Brief items
The current 2.6 prepatch is 2.6.23-rc7,
released by Linus on
September 19. It contains a fair number of fixes and the return of
the sk98lin driver. This should be the last prepatch before the final
2.6.23 release.
See
the
long-format changelog for the details.
The current -mm release is 2.6.23-rc6-mm1. Recent changes
to -mm include a patch to disable the timerfd() system call (to
give time to work out what the API should actually be), randomization of
the brk() system call on i386 and x86_64 systems, and lots of
fixes.
Comments (none posted)
Kernel development news
It took me over two solid days to get this lot compiling and
booting on a few boxes. This required around ninety fixup patches
and patch droppings. There are several bugs in here which I know
of (details below) and presumably many more which I don't know of.
I have to say that this just isn't working any more.
--
Andrew Morton launches
2.6.23-rc6-mm1
Linux developers firmly guard their independence and don't often
follow our advice.
--
Richard Stallman
Yes, I realize that there's a lot of insane people out
there. However, we generally don't do kernel design decisions based
on them. But we can pat the insane users on the head and say "we
won't guarantee it works, but if you eat your prozac, and don't
bother us, go do your stupid things".
--
Linus Torvalds
Comments (5 posted)
By Jonathan Corbet
September 19, 2007
Most of the core virtual memory subsystem developers met for a mini-summit
just before the 2007 Kernel Summit in Cambridge. They came away feeling
that they had resolved a number of VM scalability problems. Subsequent
discussions have made it clear that, perhaps, this conclusion was a bit
premature. They may well have resolved things, but it is not clear that
everybody came to the same resolution.
All of the issues at hand relate to scalability in one way or another.
While the virtual memory subsystem has been through a great many changes
aimed at making it work well on contemporary systems, one key aspect of how
it works has remained essentially unchanged since the beginning: the
4096-byte (on most architectures) page size. Over that time, the amount of
memory installed on a typical system has grown by about three orders of
magnitude - that's 1000 times more pages that the kernel must manage and
1000 times more page faults which must be handled.
Since it does not appear that this trend will stop soon, there is a clear
scalability problem which must be managed.

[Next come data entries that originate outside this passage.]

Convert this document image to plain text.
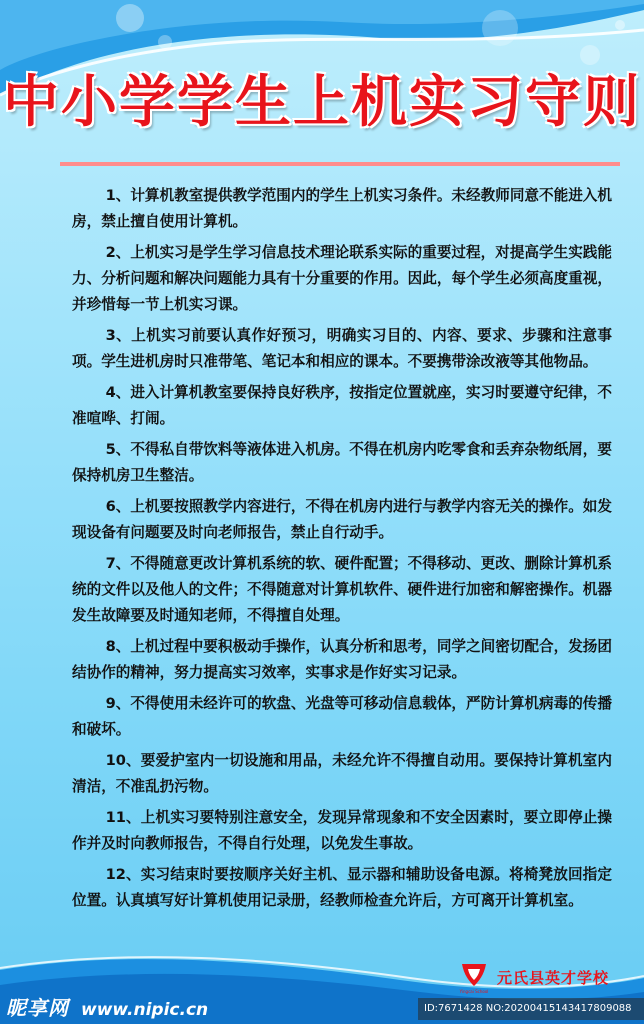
中小学学生上机实习守则

1、计算机教室提供教学范围内的学生上机实习条件。未经教师同意不能进入机房，禁止擅自使用计算机。

2、上机实习是学生学习信息技术理论联系实际的重要过程，对提高学生实践能力、分析问题和解决问题能力具有十分重要的作用。因此，每个学生必须高度重视，并珍惜每一节上机实习课。

3、上机实习前要认真作好预习，明确实习目的、内容、要求、步骤和注意事项。学生进机房时只准带笔、笔记本和相应的课本。不要携带涂改液等其他物品。

4、进入计算机教室要保持良好秩序，按指定位置就座，实习时要遵守纪律，不准喧哗、打闹。

5、不得私自带饮料等液体进入机房。不得在机房内吃零食和丢弃杂物纸屑，要保持机房卫生整洁。

6、上机要按照教学内容进行，不得在机房内进行与教学内容无关的操作。如发现设备有问题要及时向老师报告，禁止自行动手。

7、不得随意更改计算机系统的软、硬件配置；不得移动、更改、删除计算机系统的文件以及他人的文件；不得随意对计算机软件、硬件进行加密和解密操作。机器发生故障要及时通知老师，不得擅自处理。

8、上机过程中要积极动手操作，认真分析和思考，同学之间密切配合，发扬团结协作的精神，努力提高实习效率，实事求是作好实习记录。

9、不得使用未经许可的软盘、光盘等可移动信息载体，严防计算机病毒的传播和破坏。

10、要爱护室内一切设施和用品，未经允许不得擅自动用。要保持计算机室内清洁，不准乱扔污物。

11、上机实习要特别注意安全，发现异常现象和不安全因素时，要立即停止操作并及时向教师报告，不得自行处理，以免发生事故。

12、实习结束时要按顺序关好主机、显示器和辅助设备电源。将椅凳放回指定位置。认真填写好计算机使用记录册，经教师检查允许后，方可离开计算机室。

Yingcai School
元氏县英才学校
昵享网 www.nipic.cn	ID:7671428 NO:20200415143417809088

This problem is complicated by the way that Linux tends to fragment its
memory. Almost all memory allocations are done in units of a single page,
with the result that system RAM tends to get scattered into large numbers
of single-page chunks. The kernel's memory allocator tries to keep larger
groups of pages together, but there are limits to how successful it can be.
The file
/proc/buddyinfo can be illustrative here; on a system which has
been running and busy for a while, the number of higher-order (larger)
pages, as shown in the rightmost columns, will be very small.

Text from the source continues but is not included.